Während des Vortrages wurde hervorgehoben, dass die Gender Kommission im kolumbianischen Friedensprozess einen Meilenstein in der Geschichte der Friedensverhandlungen darstellt. Sie wurde mit dem Ziel eingerichtet, die Stimmen von Frauen im Friedensprozess zu berücksichtigen und die Gender-Perspektive in das Abkommen zu integrieren.

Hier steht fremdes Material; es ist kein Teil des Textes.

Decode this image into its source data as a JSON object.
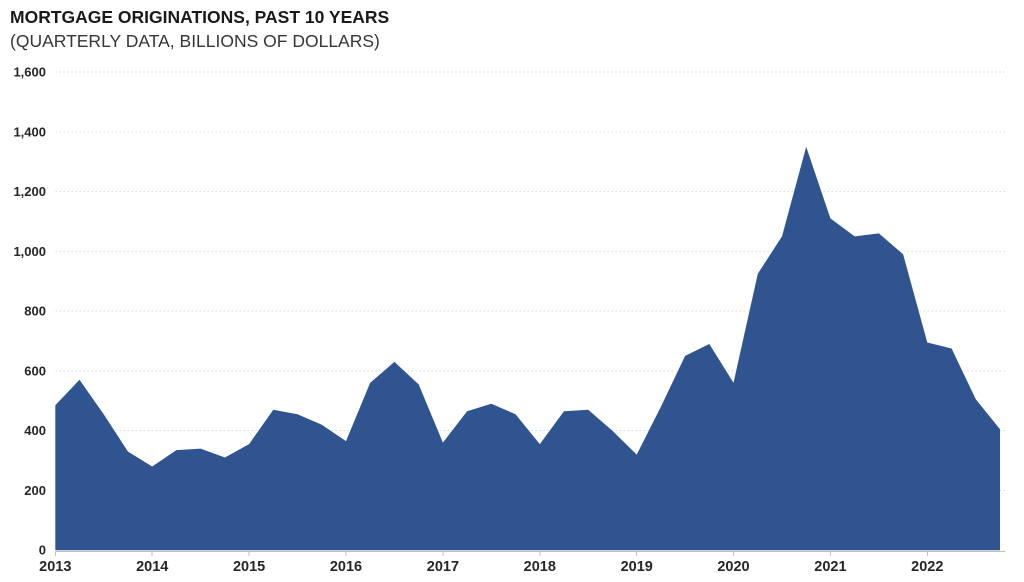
{
  "header": {
    "title": "MORTGAGE ORIGINATIONS, PAST 10 YEARS",
    "subtitle": "(QUARTERLY DATA, BILLIONS OF DOLLARS)"
  },
  "chart_data": {
    "type": "area",
    "title": "MORTGAGE ORIGINATIONS, PAST 10 YEARS",
    "subtitle": "(QUARTERLY DATA, BILLIONS OF DOLLARS)",
    "frequency": "quarterly",
    "unit": "billions of dollars",
    "categories": [
      "2013",
      "2014",
      "2015",
      "2016",
      "2017",
      "2018",
      "2019",
      "2020",
      "2021",
      "2022"
    ],
    "x": [
      "2013 Q1",
      "2013 Q2",
      "2013 Q3",
      "2013 Q4",
      "2014 Q1",
      "2014 Q2",
      "2014 Q3",
      "2014 Q4",
      "2015 Q1",
      "2015 Q2",
      "2015 Q3",
      "2015 Q4",
      "2016 Q1",
      "2016 Q2",
      "2016 Q3",
      "2016 Q4",
      "2017 Q1",
      "2017 Q2",
      "2017 Q3",
      "2017 Q4",
      "2018 Q1",
      "2018 Q2",
      "2018 Q3",
      "2018 Q4",
      "2019 Q1",
      "2019 Q2",
      "2019 Q3",
      "2019 Q4",
      "2020 Q1",
      "2020 Q2",
      "2020 Q3",
      "2020 Q4",
      "2021 Q1",
      "2021 Q2",
      "2021 Q3",
      "2021 Q4",
      "2022 Q1",
      "2022 Q2",
      "2022 Q3",
      "2022 Q4"
    ],
    "series": [
      {
        "name": "Mortgage originations",
        "values": [
          485,
          570,
          455,
          330,
          280,
          335,
          340,
          310,
          355,
          470,
          455,
          420,
          365,
          560,
          630,
          555,
          360,
          465,
          490,
          455,
          355,
          465,
          470,
          400,
          320,
          480,
          650,
          690,
          560,
          925,
          1050,
          1350,
          1110,
          1050,
          1060,
          990,
          695,
          675,
          505,
          405
        ]
      }
    ],
    "ylim": [
      0,
      1600
    ],
    "y_tick_values": [
      0,
      200,
      400,
      600,
      800,
      1000,
      1200,
      1400,
      1600
    ],
    "y_tick_labels": [
      "0",
      "200",
      "400",
      "600",
      "800",
      "1,000",
      "1,200",
      "1,400",
      "1,600"
    ],
    "grid": true,
    "legend": false,
    "colors": {
      "area_fill": "#30548F",
      "gridline": "#D9D9D9",
      "axis_line": "#BFBFBF",
      "label_text": "#262626",
      "title_text": "#1A1A1A"
    }
  }
}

Letzteres stieß, initiiert insbesondere durch die Propaganda rechter politischer Strömungen, auf Widerstand in vielen Kreisen der kolumbianischen Gesellschaft: So wurde die Gender-Perspektive mitunter als „Genderideologie“ abgetan. Außerdem wurde in den Medien die Lüge verbreitet, das Bewusstsein für Gender führe Jugendliche zur Homosexualität. Deshalb ist es wichtig zu beachten, dass die Gender Kommission zwar ein Meilenstein in der Geschichte ist, in Kolumbien aber insgesamt Gendersensibilität, Gleichberechtigung und die Überwindung patriarchaler Strukturen in weiter Ferne liegt!
Die Konferenz wurde mit vielen dankenden Worten beendet. Auch wurde auf den derzeitigen Stand des kolumbianischen Friedensprozesses hingewiesen. Seit den Präsidentschaftswahlen in Juni, bei denen Kandidat Iván Duque gewonnen hat, fehlt in vielen Bereichen der politische Wille zur Implementierung des Friedensabkommens. Während des Wahlkampfes war von Duque bereits angekündigt worden, im Falle eines Wahlgewinns das Abkommen zu „modifizieren“. Dies stellt eine besondere Gefahr für den Friedensprozess dar: Viele ehemalige Kämpfer*innen der FARC sind im Begriff sich wieder zu bewaffnen, wenn die Umsetzung des Abkommens in fundamentalen Aspekten weiterhin verzögert wird.